Land grabbing is state banditry
World Social Forum TV | 8 February 2011
Interview with Ibrahim Coulibaly, member of CNOP Mali – La Via Campesina
Land grabbing is a problem that has accelerated since the food crisis of 2008. It has become an extremely serious problem in Mali where, in just a few years, we have seen almost 700,000 hectares ceded by the government to either foreign firms or foreign states or to so-called national investors.
What we need to understand is that this landgrabbing trend plays right into the line of neoliberal policies because it is about trying to make people believe that peasants cannot feed us. That was the message from governments after the food crisis, that we have to raise food production. But if that were true, I think it was those very same policies, implemented in our countries over the last 30 years by the World Bank and the IMF, that failed to let us feed our countries. And we’re not going to solve the food problem by giving land to foreign interests. Especially since the food crisis proved that those countries which relied on the market for their food supply were left extremely vulnerable. So it really was the moment to strengthen local agriculture, invest in family farming, in order to produce more, or better yet, feed our countries.
Instead, it was decided to hand over farmland to states which have food supply problems.

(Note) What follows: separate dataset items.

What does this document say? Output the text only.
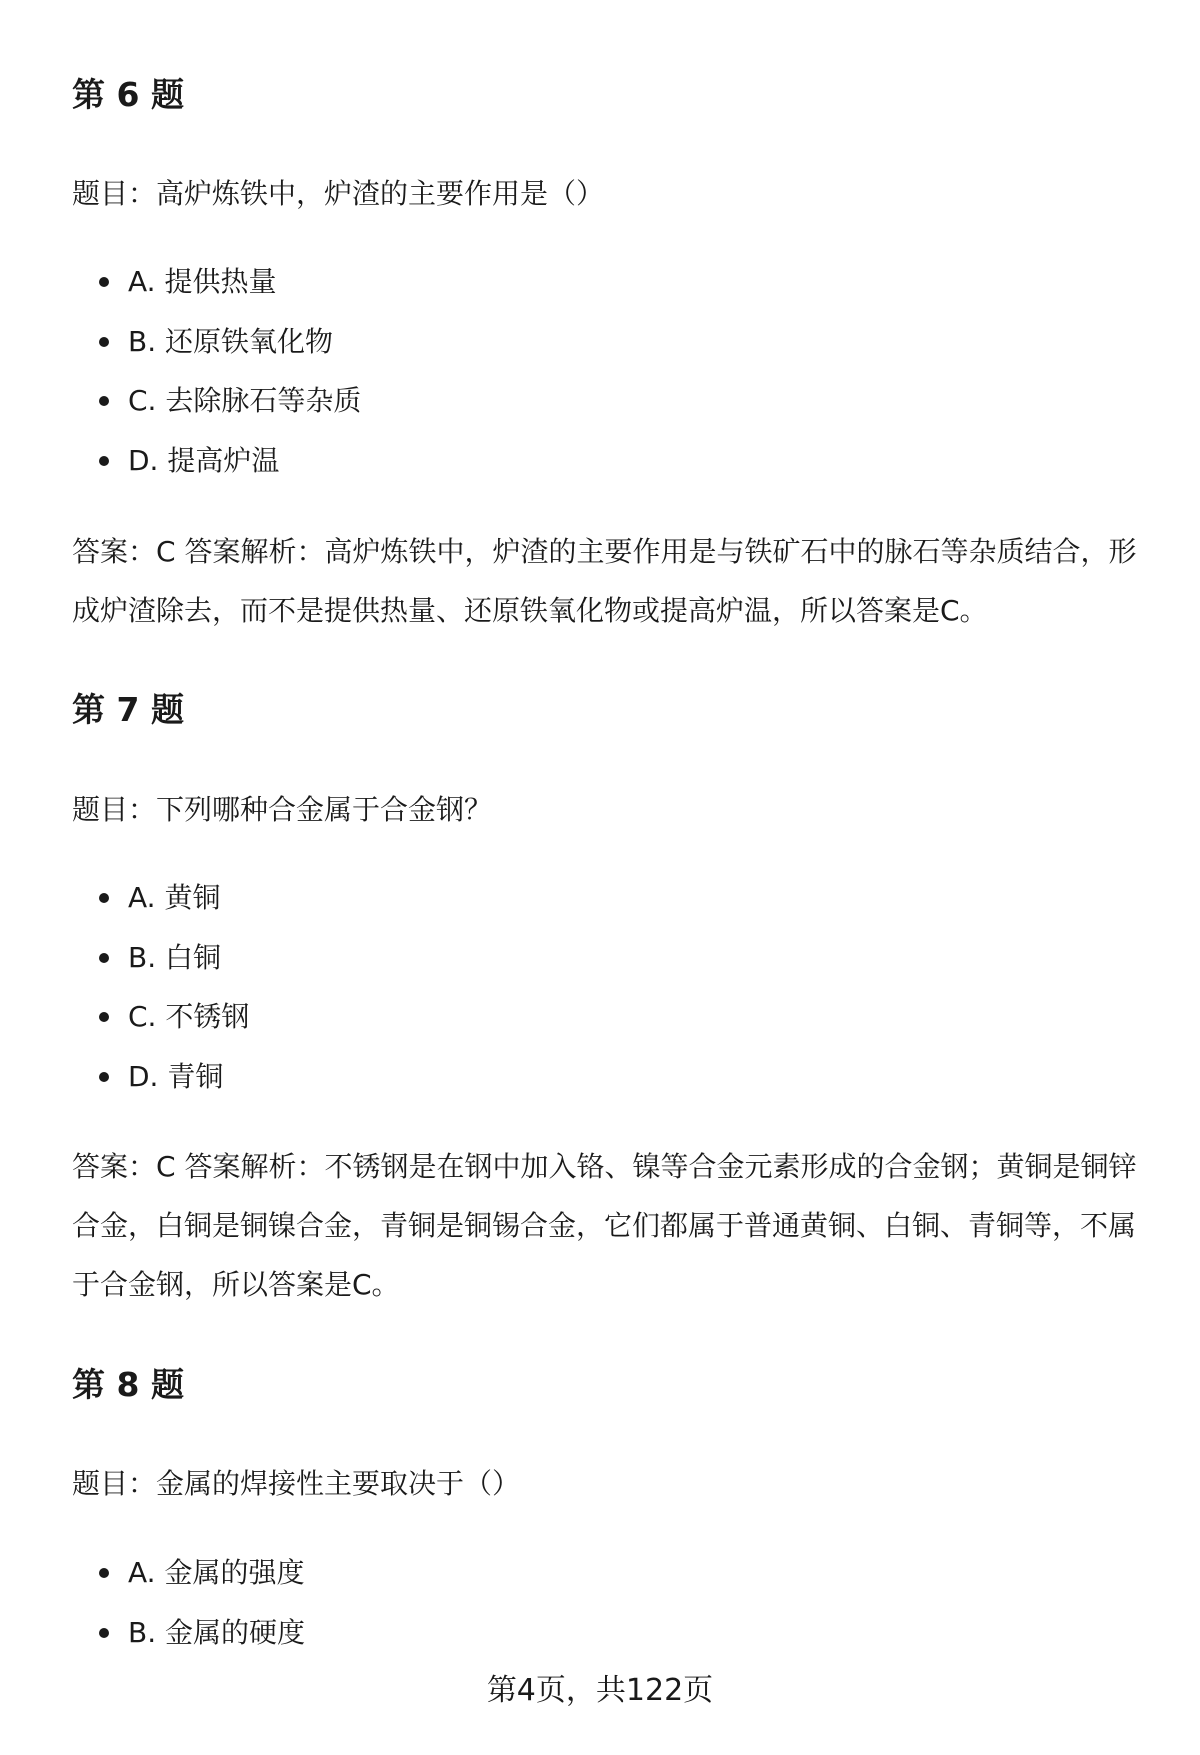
第 6 题

题目：高炉炼铁中，炉渣的主要作用是（）

A. 提供热量
B. 还原铁氧化物
C. 去除脉石等杂质
D. 提高炉温

答案：C 答案解析：高炉炼铁中，炉渣的主要作用是与铁矿石中的脉石等杂质结合，形成炉渣除去，而不是提供热量、还原铁氧化物或提高炉温，所以答案是C。

第 7 题

题目：下列哪种合金属于合金钢？

A. 黄铜
B. 白铜
C. 不锈钢
D. 青铜

答案：C 答案解析：不锈钢是在钢中加入铬、镍等合金元素形成的合金钢；黄铜是铜锌合金，白铜是铜镍合金，青铜是铜锡合金，它们都属于普通黄铜、白铜、青铜等，不属于合金钢，所以答案是C。

第 8 题

题目：金属的焊接性主要取决于（）

A. 金属的强度
B. 金属的硬度
第4页，共122页
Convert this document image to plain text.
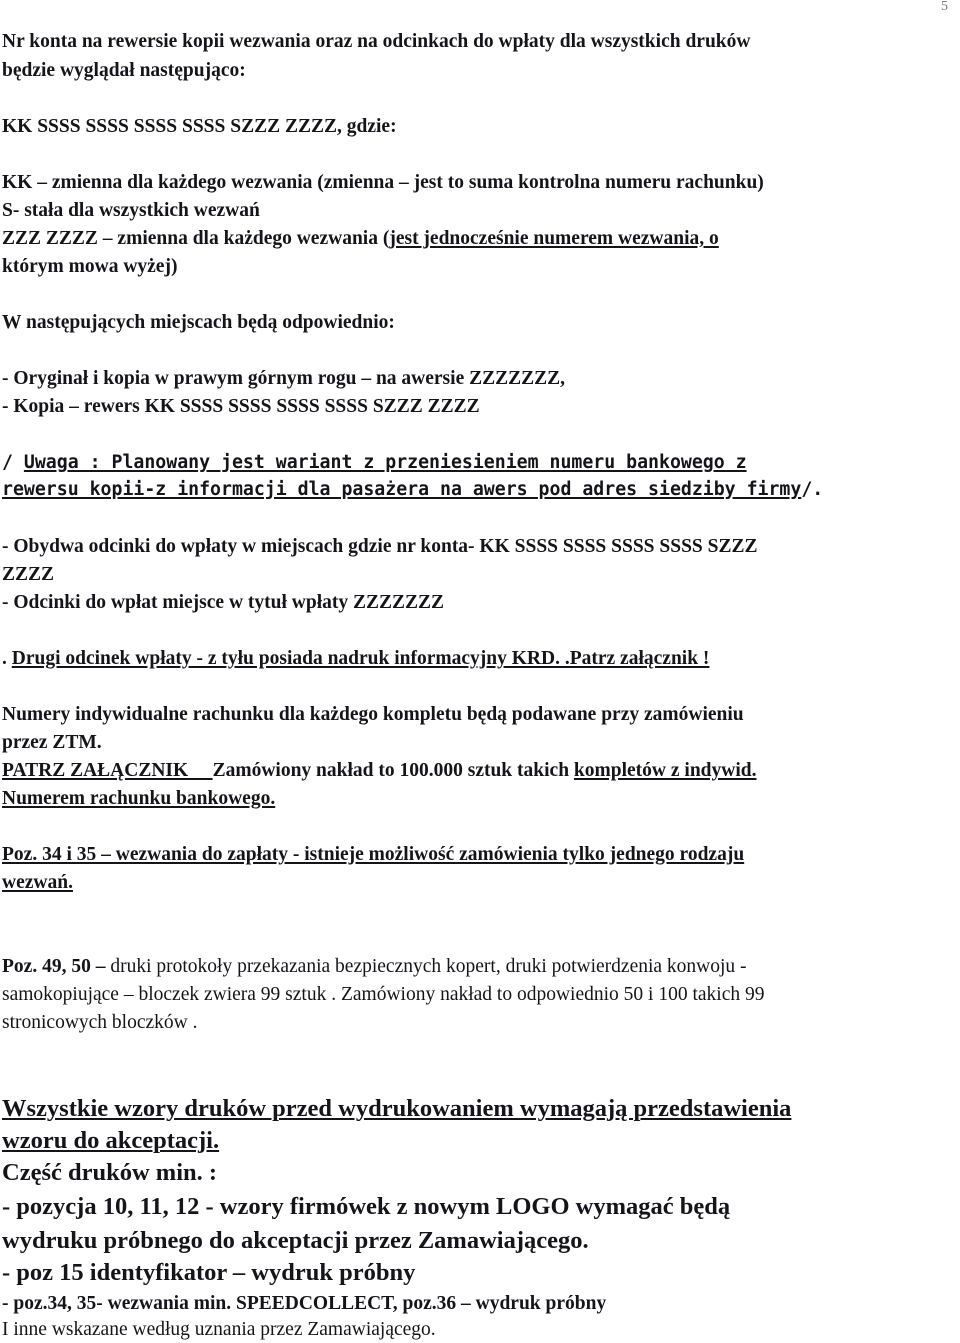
5
Nr konta na rewersie kopii wezwania oraz na odcinkach do wpłaty dla wszystkich druków
będzie wyglądał następująco:
KK SSSS SSSS SSSS SSSS SZZZ ZZZZ, gdzie:
KK – zmienna dla każdego wezwania (zmienna – jest to suma kontrolna numeru rachunku)
S- stała dla wszystkich wezwań
ZZZ ZZZZ – zmienna dla każdego wezwania (jest jednocześnie numerem wezwania, o
którym mowa wyżej)
W następujących miejscach będą odpowiednio:
- Oryginał i kopia w prawym górnym rogu – na awersie ZZZZZZZ,
- Kopia – rewers KK SSSS SSSS SSSS SSSS SZZZ ZZZZ
/ Uwaga : Planowany jest wariant z przeniesieniem numeru bankowego z
rewersu kopii-z informacji dla pasażera na awers pod adres siedziby firmy/.
- Obydwa odcinki do wpłaty w miejscach gdzie nr konta- KK SSSS SSSS SSSS SSSS SZZZ
ZZZZ
- Odcinki do wpłat miejsce w tytuł wpłaty ZZZZZZZ
. Drugi odcinek wpłaty - z tyłu posiada nadruk informacyjny KRD. .Patrz załącznik !
Numery indywidualne rachunku dla każdego kompletu będą podawane przy zamówieniu
przez ZTM.
PATRZ ZAŁĄCZNIK     Zamówiony nakład to 100.000 sztuk takich kompletów z indywid.
Numerem rachunku bankowego.
Poz. 34 i 35 – wezwania do zapłaty - istnieje możliwość zamówienia tylko jednego rodzaju
wezwań.
Poz. 49, 50 – druki protokoły przekazania bezpiecznych kopert, druki potwierdzenia konwoju -
samokopiujące – bloczek zwiera 99 sztuk . Zamówiony nakład to odpowiednio 50 i 100 takich 99
stronicowych bloczków .
Wszystkie wzory druków przed wydrukowaniem wymagają przedstawienia
wzoru do akceptacji.
Część druków min. :
- pozycja 10, 11, 12 - wzory firmówek z nowym LOGO wymagać będą
wydruku próbnego do akceptacji przez Zamawiającego.
- poz 15 identyfikator – wydruk próbny
- poz.34, 35- wezwania min. SPEEDCOLLECT, poz.36 – wydruk próbny
I inne wskazane według uznania przez Zamawiającego.
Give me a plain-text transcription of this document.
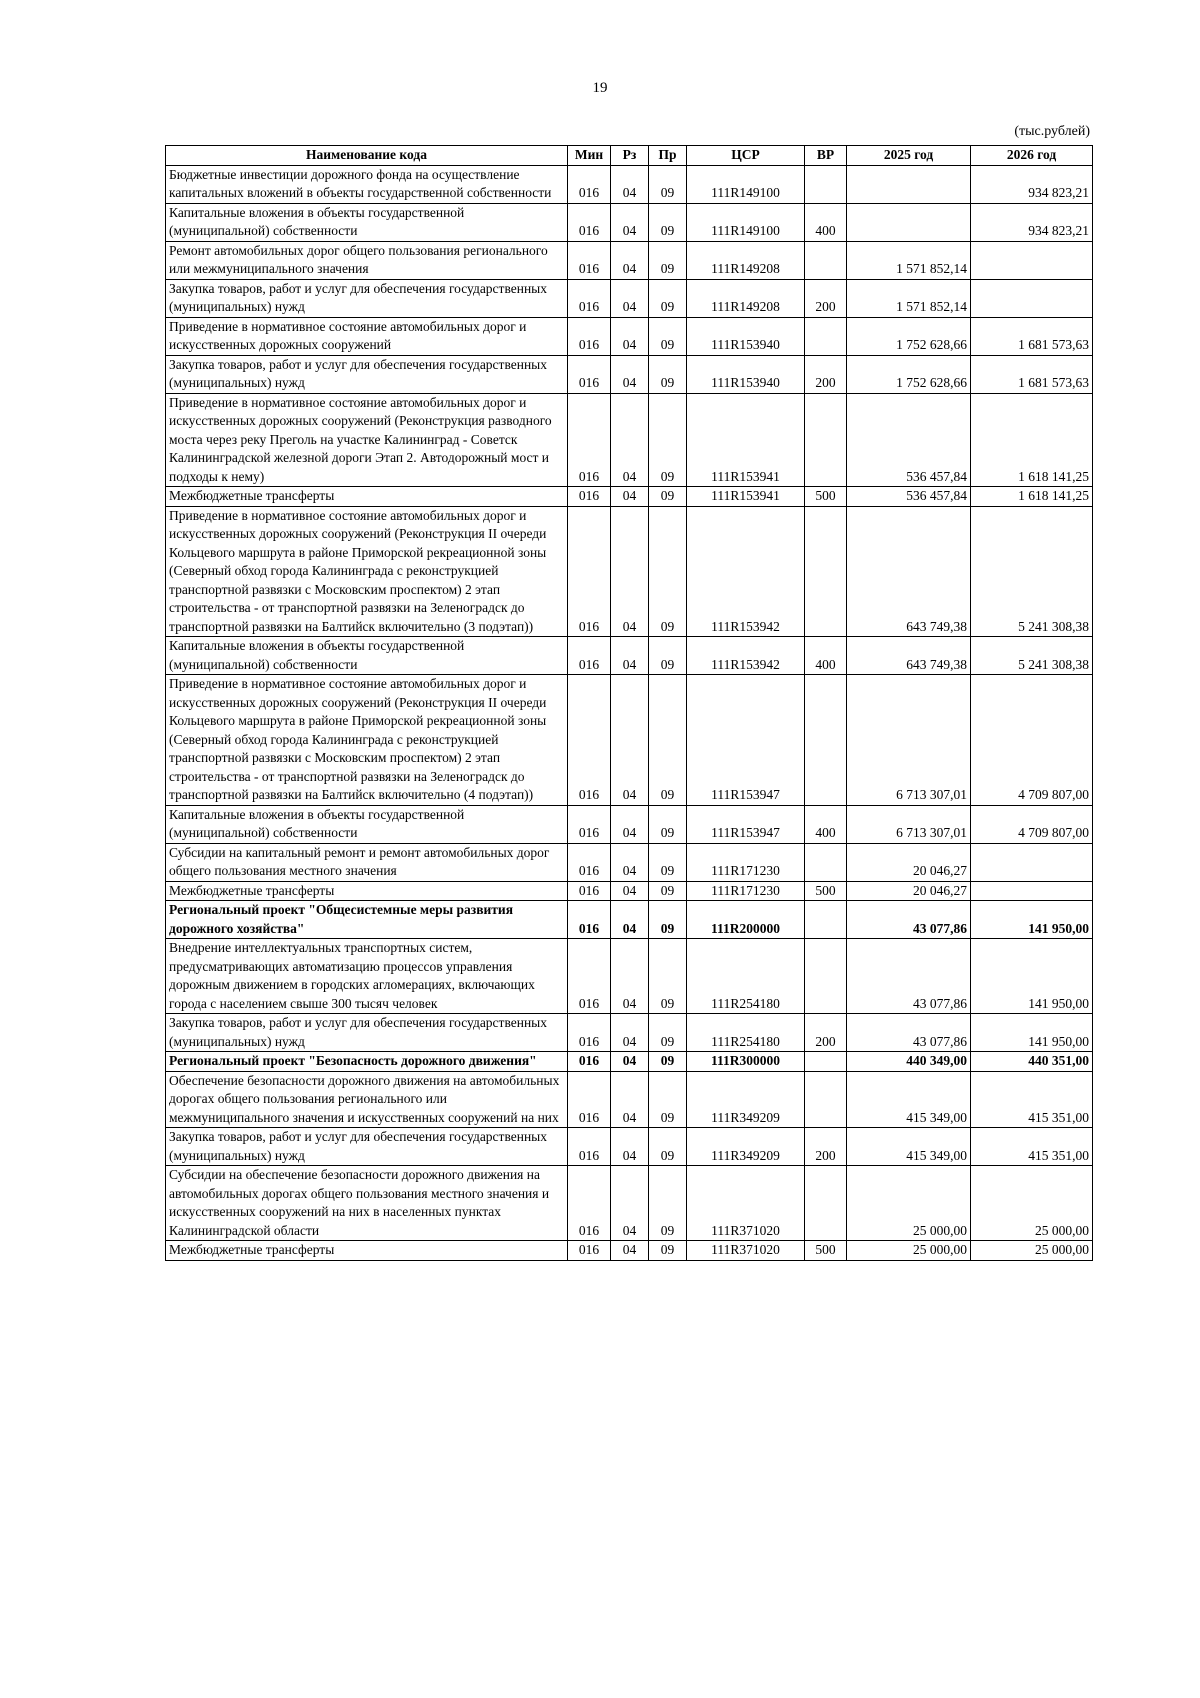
19
(тыс.рублей)
Наименование кода	Мин	Рз	Пр	ЦСР	ВР	2025 год	2026 год
Бюджетные инвестиции дорожного фонда на осуществление капитальных вложений в объекты государственной собственности	016	04	09	111R149100			934 823,21
Капитальные вложения в объекты государственной (муниципальной) собственности	016	04	09	111R149100	400		934 823,21
Ремонт автомобильных дорог общего пользования регионального или межмуниципального значения	016	04	09	111R149208		1 571 852,14	
Закупка товаров, работ и услуг для обеспечения государственных (муниципальных) нужд	016	04	09	111R149208	200	1 571 852,14	
Приведение в нормативное состояние автомобильных дорог и искусственных дорожных сооружений	016	04	09	111R153940		1 752 628,66	1 681 573,63
Закупка товаров, работ и услуг для обеспечения государственных (муниципальных) нужд	016	04	09	111R153940	200	1 752 628,66	1 681 573,63
Приведение в нормативное состояние автомобильных дорог и искусственных дорожных сооружений (Реконструкция разводного моста через реку Преголь на участке Калининград - Советск Калининградской железной дороги Этап 2. Автодорожный мост и подходы к нему)	016	04	09	111R153941		536 457,84	1 618 141,25
Межбюджетные трансферты	016	04	09	111R153941	500	536 457,84	1 618 141,25
Приведение в нормативное состояние автомобильных дорог и искусственных дорожных сооружений (Реконструкция II очереди Кольцевого маршрута в районе Приморской рекреационной зоны (Северный обход города Калининграда с реконструкцией транспортной развязки с Московским проспектом) 2 этап строительства - от транспортной развязки на Зеленоградск до транспортной развязки на Балтийск включительно (3 подэтап))	016	04	09	111R153942		643 749,38	5 241 308,38
Капитальные вложения в объекты государственной (муниципальной) собственности	016	04	09	111R153942	400	643 749,38	5 241 308,38
Приведение в нормативное состояние автомобильных дорог и искусственных дорожных сооружений (Реконструкция II очереди Кольцевого маршрута в районе Приморской рекреационной зоны (Северный обход города Калининграда с реконструкцией транспортной развязки с Московским проспектом) 2 этап строительства - от транспортной развязки на Зеленоградск до транспортной развязки на Балтийск включительно (4 подэтап))	016	04	09	111R153947		6 713 307,01	4 709 807,00
Капитальные вложения в объекты государственной (муниципальной) собственности	016	04	09	111R153947	400	6 713 307,01	4 709 807,00
Субсидии на капитальный ремонт и ремонт автомобильных дорог общего пользования местного значения	016	04	09	111R171230		20 046,27	
Межбюджетные трансферты	016	04	09	111R171230	500	20 046,27	
Региональный проект "Общесистемные меры развития дорожного хозяйства"	016	04	09	111R200000		43 077,86	141 950,00
Внедрение интеллектуальных транспортных систем, предусматривающих автоматизацию процессов управления дорожным движением в городских агломерациях, включающих города с населением свыше 300 тысяч человек	016	04	09	111R254180		43 077,86	141 950,00
Закупка товаров, работ и услуг для обеспечения государственных (муниципальных) нужд	016	04	09	111R254180	200	43 077,86	141 950,00
Региональный проект "Безопасность дорожного движения"	016	04	09	111R300000		440 349,00	440 351,00
Обеспечение безопасности дорожного движения на автомобильных дорогах общего пользования регионального или межмуниципального значения и искусственных сооружений на них	016	04	09	111R349209		415 349,00	415 351,00
Закупка товаров, работ и услуг для обеспечения государственных (муниципальных) нужд	016	04	09	111R349209	200	415 349,00	415 351,00
Субсидии на обеспечение безопасности дорожного движения на автомобильных дорогах общего пользования местного значения и искусственных сооружений на них в населенных пунктах Калининградской области	016	04	09	111R371020		25 000,00	25 000,00
Межбюджетные трансферты	016	04	09	111R371020	500	25 000,00	25 000,00
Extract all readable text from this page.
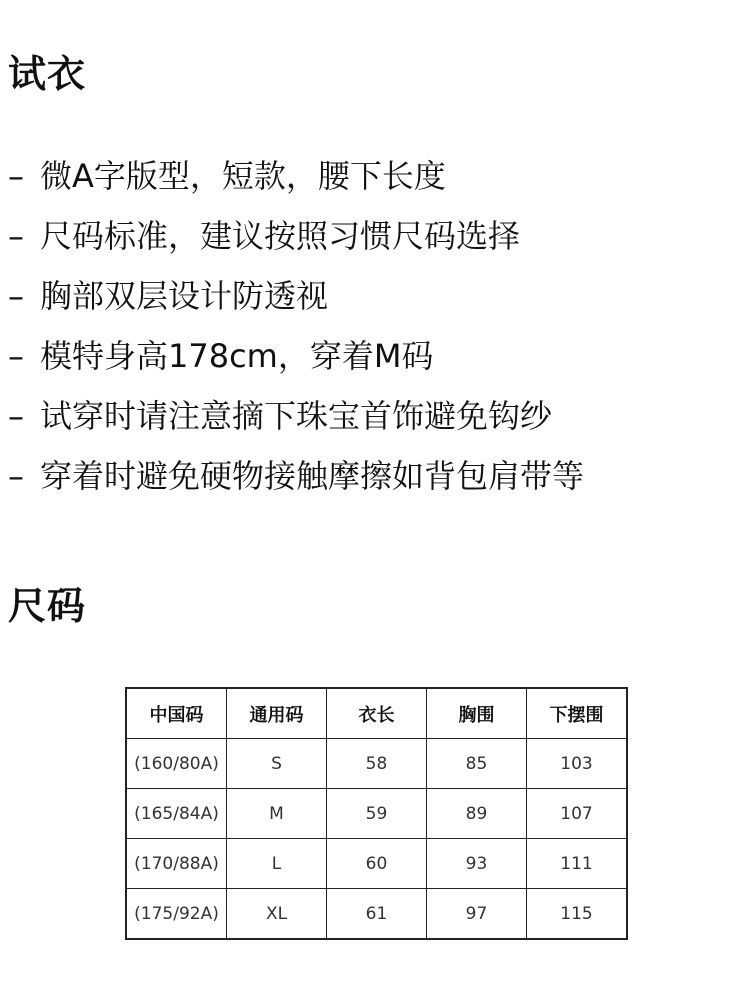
试衣
– 微A字版型，短款，腰下长度
– 尺码标准，建议按照习惯尺码选择
– 胸部双层设计防透视
– 模特身高178cm，穿着M码
– 试穿时请注意摘下珠宝首饰避免钩纱
– 穿着时避免硬物接触摩擦如背包肩带等
尺码
中国码	通用码	衣长	胸围	下摆围
(160/80A)	S	58	85	103
(165/84A)	M	59	89	107
(170/88A)	L	60	93	111
(175/92A)	XL	61	97	115
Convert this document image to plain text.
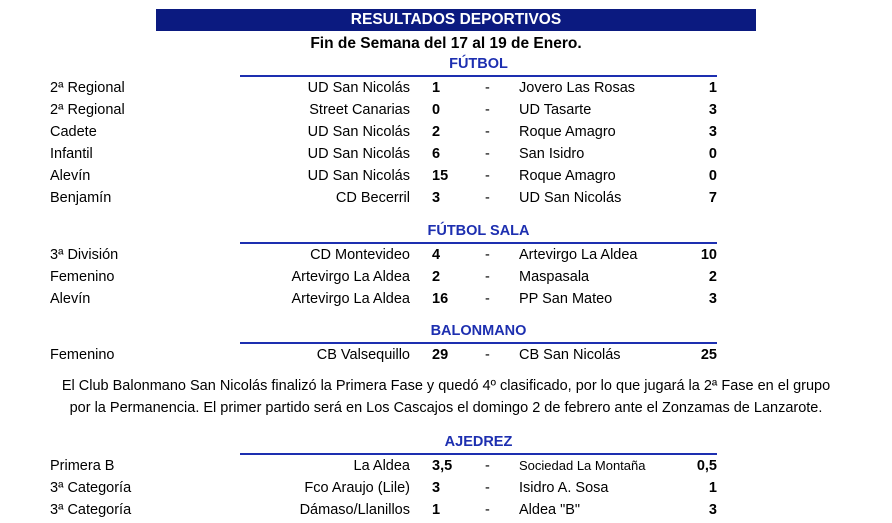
RESULTADOS DEPORTIVOS
Fin de Semana del 17 al 19 de Enero.
FÚTBOL
2ª Regional	UD San Nicolás 1	- Jovero Las Rosas	1
2ª Regional	Street Canarias 0	- UD Tasarte	3
Cadete	UD San Nicolás 2	- Roque Amagro	3
Infantil	UD San Nicolás 6	- San Isidro	0
Alevín	UD San Nicolás 15	- Roque Amagro	0
Benjamín	CD Becerril 3	- UD San Nicolás	7
FÚTBOL SALA
3ª División	CD Montevideo 4	- Artevirgo La Aldea	10
Femenino	Artevirgo La Aldea 2	- Maspasala	2
Alevín	Artevirgo La Aldea 16	- PP San Mateo	3
BALONMANO
Femenino	CB Valsequillo 29	- CB San Nicolás	25
El Club Balonmano San Nicolás finalizó la Primera Fase y quedó 4º clasificado, por lo que jugará la 2ª Fase en el grupo
por la Permanencia. El primer partido será en Los Cascajos el domingo 2 de febrero ante el Zonzamas de Lanzarote.
AJEDREZ
Primera B	La Aldea 3,5 - Sociedad La Montaña	0,5
3ª Categoría	Fco Araujo (Lile) 3	- Isidro A. Sosa	1
3ª Categoría	Dámaso/Llanillos 1	- Aldea "B"	3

When a state like Libya, which has no water and whose lands are totally unproductive, comes to take over 100,000 hectares of farmland in Mali, it’s not to produce food for the Malians, that’s obvious. So why does the Malian state give our most productive and best irrigated lands to foreign interests or to countries which need to produce their food? That is what we denounce.
One thing that is clear is that all of this stems from a loss of control over policy making and implementation at the national level. In other words, all the ideas which shape our state’s policies are dictated from abroad.
I’ll give you an example. It was the President of the Republic himself who decided to assign land to the Office du Niger, which for us is totally anachronistic. It is not the role or the job of a head of state to give out farm lands. And there are rules for the proper management of these lands which “belong”, so to speak, to the Malian state. There is a decree, almost a law, which define how to manage these lands.
But these rules are thrown to the wayside now because the President of the Republic, on the insistence of the World Bank, set up for himself a Presidential Council on Investment. What is this Presidential Council on Investment? It’s a mechanism that was put into place in order to speed up the investment process in our countries. We have one in Mali, many African countries have one, they are a creation of the World Bank. And what do they do? Our heads of state basically hire super managers — young graduates fresh out of American universities who are on a completely different planet, they know nothing about the realities in our countries, they have simply done management or related studies. They are recruited and turned into presidential advisors on investment.
So anyone who comes with money, even if it’s drug money, the moment you have money, they roll out the red carpet. It’s completely dangerous. We do believe that tomorrow it’s possible that drug money can take power in our country because no one is looking or trying to understand who is coming in. As soon as you come with money, the doors open right up and they will give you farmland extremely easily with no transparency.
We can’t accept this. Especially in terms of the land problem. These are human beings who live on these lands. We are talking of thousands of villages, millions of people who have always existed: herders, pastoralists, farmers, fishers who are on these territories since millenia. They have rights. No one can deny them their rights.
So that is why we have mobilised. We did a major mobilisation on 22 November 2010 to show that we will not accept this, we will never accept this.
For me, there is no other term. Land grabbing is state banditry. We have to treat it as banditry because it’s about seizing or taking over the only resource that poor people have left and giving it those who already have too much, those who are already extremely rich. And that is not acceptable.